Re
First-Party Isolation (FPI)... Perplexity says:
First-Party Isolation (FPI) in Firefox is generally
not recommended anymore for most users; newer built‑in features like Total Cookie Protection / Dynamic FPI and Network Partitioning have effectively replaced it and are actively maintained, while classic FPI is not.
What FPI Does
First-Party Isolation makes every site’s storage and identifiers (cookies, cache, etc.) strictly
per‑site, preventing one site from reading tracking data set by another. It originated in the Tor Browser and was ported into Firefox mainly to ease Tor’s maintenance, not as a mainstream, fully supported Firefox feature.
Why It’s Not Recommended Now
- Mozilla support explicitly notes that FPI is “not a supported feature” and suggests disabling it and using Strict Enhanced Tracking Protection (ETP), which enables a dynamic FPI‑like behavior that is supported.

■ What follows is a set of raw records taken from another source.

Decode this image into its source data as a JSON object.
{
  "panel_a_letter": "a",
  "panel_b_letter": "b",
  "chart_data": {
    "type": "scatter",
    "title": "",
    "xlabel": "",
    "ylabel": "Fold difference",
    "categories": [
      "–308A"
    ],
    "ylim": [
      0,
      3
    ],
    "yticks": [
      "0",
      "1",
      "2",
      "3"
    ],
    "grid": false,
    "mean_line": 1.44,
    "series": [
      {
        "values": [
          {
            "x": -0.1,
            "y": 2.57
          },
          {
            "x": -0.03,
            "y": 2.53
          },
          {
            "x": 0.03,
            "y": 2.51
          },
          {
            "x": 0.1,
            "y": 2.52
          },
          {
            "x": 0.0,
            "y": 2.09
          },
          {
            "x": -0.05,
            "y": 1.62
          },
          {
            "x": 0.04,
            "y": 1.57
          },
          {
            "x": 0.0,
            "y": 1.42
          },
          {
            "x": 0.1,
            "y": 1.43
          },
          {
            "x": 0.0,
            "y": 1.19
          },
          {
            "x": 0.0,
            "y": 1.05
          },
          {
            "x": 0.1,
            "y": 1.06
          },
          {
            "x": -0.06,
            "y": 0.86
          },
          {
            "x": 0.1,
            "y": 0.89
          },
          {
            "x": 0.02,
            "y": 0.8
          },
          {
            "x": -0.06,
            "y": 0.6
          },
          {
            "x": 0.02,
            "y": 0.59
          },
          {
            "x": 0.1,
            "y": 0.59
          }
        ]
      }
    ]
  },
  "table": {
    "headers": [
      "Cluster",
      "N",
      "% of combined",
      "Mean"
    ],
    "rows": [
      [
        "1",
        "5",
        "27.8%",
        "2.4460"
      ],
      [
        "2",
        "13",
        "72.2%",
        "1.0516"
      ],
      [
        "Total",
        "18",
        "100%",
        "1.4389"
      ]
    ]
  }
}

- Privacy‑hardening projects (e.g., arkenfox and community discussions) state FPI has been superseded by Network Partitioning and Total Cookie Protection in Firefox 85+ and that enabling FPI can disable those newer mechanisms and is “no longer maintained” outside Tor.
Practical Downsides of FPI
- Breakage of third‑party logins (Google, Facebook, some SSO flows) and embedded services; Mozilla’s study found the FPI group hit the most issues of tested privacy settings.
- More annoying CAPTCHAs and friction with services that expect cross‑site state.
- Less efficient caching and higher data usage because shared resources (CDN fonts, JS libraries) get re‑downloaded per site.
- No smooth migration: enabling FPI wipes existing cookies/cache because they weren’t partitioned before.
What To Use Instead
For a privacy‑focused but usable Firefox setup today, a common recommendation is:
- Leave privacy.firstparty.isolate false.
- Set Enhanced Tracking Protection to Strict, which turns on Dynamic FPI‑style state partitioning / Total Cookie Protection that isolates third‑party storage while keeping better web compatibility.
- Optionally add containers for extra separation of profiles (work vs personal, different logins), which complements but doesn’t replace Firefox’s built‑in state partitioning.
When Might You Still Use FPI?
You might still consider classic FPI only if:
- You understand that it’s effectively a Tor‑style hardening option, not a mainstream feature.
- You are willing to accept frequent breakage and spend time debugging login and SSO problems.
For most Firefox users, including privacy‑conscious ones, the
recommended path is Strict ETP / Total Cookie Protection rather than manually enabling FPI.